OBJECTIVE: To evaluate the performance of T1 mapping in the characterization of extraocular muscles (EOMs) of Graves' ophthalmopathy (GO) patients and investigate its feasibility in assessing the response to glucocorticoid therapy in active GO patients. METHODS: A total of 133 participants (78 active GO, 23 inactive GO, 18 Graves' disease (GD) patients, and 14 healthy volunteers) were consecutively enrolled from July 2018 to December 2020. Native T1 (nT1) and postcontrast T1 (cT1) values of EOMs were measured and compared. The variations in T1 mapping metrics of EOMs were compared pre/post glucocorticoid treatment in 23 follow-up active GO patients. Logistic regression analysis and receiver operating characteristic (ROC) curve analysis were performed. RESULTS: The nT1 of EOMs in GO patients was higher than that in GD patients and healthy volunteers. The nT1 of superior rectus (SR) in active GO was higher than that in inactive GO patients, and it could be used as a potential marker of GO activity (OR: 1.003; 95% CI: 1.001, 1.004), with a diagnostic sensitivity of 86.3% and specificity of 43.7%. Meanwhile, the cT1 of SR, inferior rectus (IR), and medial rectus (MR) in inactive GO patients were higher than those in active GO patients. The nT1 of EOMs achieved sufficient diagnostic performance in evaluating the response to glucocorticoid therapy for follow-up active GO patients (AUC, 0.797; sensitivity, 71.9%; specificity, 85.7%).

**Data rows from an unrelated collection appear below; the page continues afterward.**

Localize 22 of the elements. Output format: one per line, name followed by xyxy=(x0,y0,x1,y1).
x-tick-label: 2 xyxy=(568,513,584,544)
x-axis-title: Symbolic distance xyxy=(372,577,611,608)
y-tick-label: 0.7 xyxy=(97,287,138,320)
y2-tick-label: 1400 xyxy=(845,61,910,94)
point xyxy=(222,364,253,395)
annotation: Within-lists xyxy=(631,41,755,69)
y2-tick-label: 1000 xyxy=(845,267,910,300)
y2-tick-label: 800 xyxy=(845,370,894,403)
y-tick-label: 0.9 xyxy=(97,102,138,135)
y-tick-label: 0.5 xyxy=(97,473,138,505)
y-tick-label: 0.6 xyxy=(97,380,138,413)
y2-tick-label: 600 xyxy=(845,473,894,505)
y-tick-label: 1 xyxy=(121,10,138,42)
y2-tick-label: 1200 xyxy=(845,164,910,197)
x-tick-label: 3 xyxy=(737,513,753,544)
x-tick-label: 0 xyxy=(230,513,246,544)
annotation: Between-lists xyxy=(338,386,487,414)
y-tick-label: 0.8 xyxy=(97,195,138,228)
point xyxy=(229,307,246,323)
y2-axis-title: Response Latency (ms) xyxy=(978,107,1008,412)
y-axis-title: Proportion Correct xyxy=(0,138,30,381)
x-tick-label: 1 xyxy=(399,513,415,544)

CONCLUSIONS: T1 mapping could quantitatively assess the activity of GO and the response to glucocorticoid therapy in active GO patients and may even potentially reflect the fibrosis of EOMs. CLINICAL RELEVANCE STATEMENT: T1 values can reflect the pathological status of the extraocular muscle. T1 mapping could help to quantitatively assess the clinical activity of GO and the response to glucocorticoid therapy in active GO patients. KEY POINTS: • Graves' ophthalmopathy patients had greater nT1 of extraocular muscles than Graves' disease patients and healthy volunteers, and nT1 of the superior rectus could be a potential marker of Graves' ophthalmopathy activity. • The cT1 of extraocular muscles in inactive Graves' ophthalmopathy patients was higher than that in active Graves' ophthalmopathy patients, and it might be associated with muscle fibrosis. • nT1 of extraocular muscles could offer sufficient diagnostic performance in evaluating the response to glucocorticoid therapy for follow-up active Graves' ophthalmopathy patients.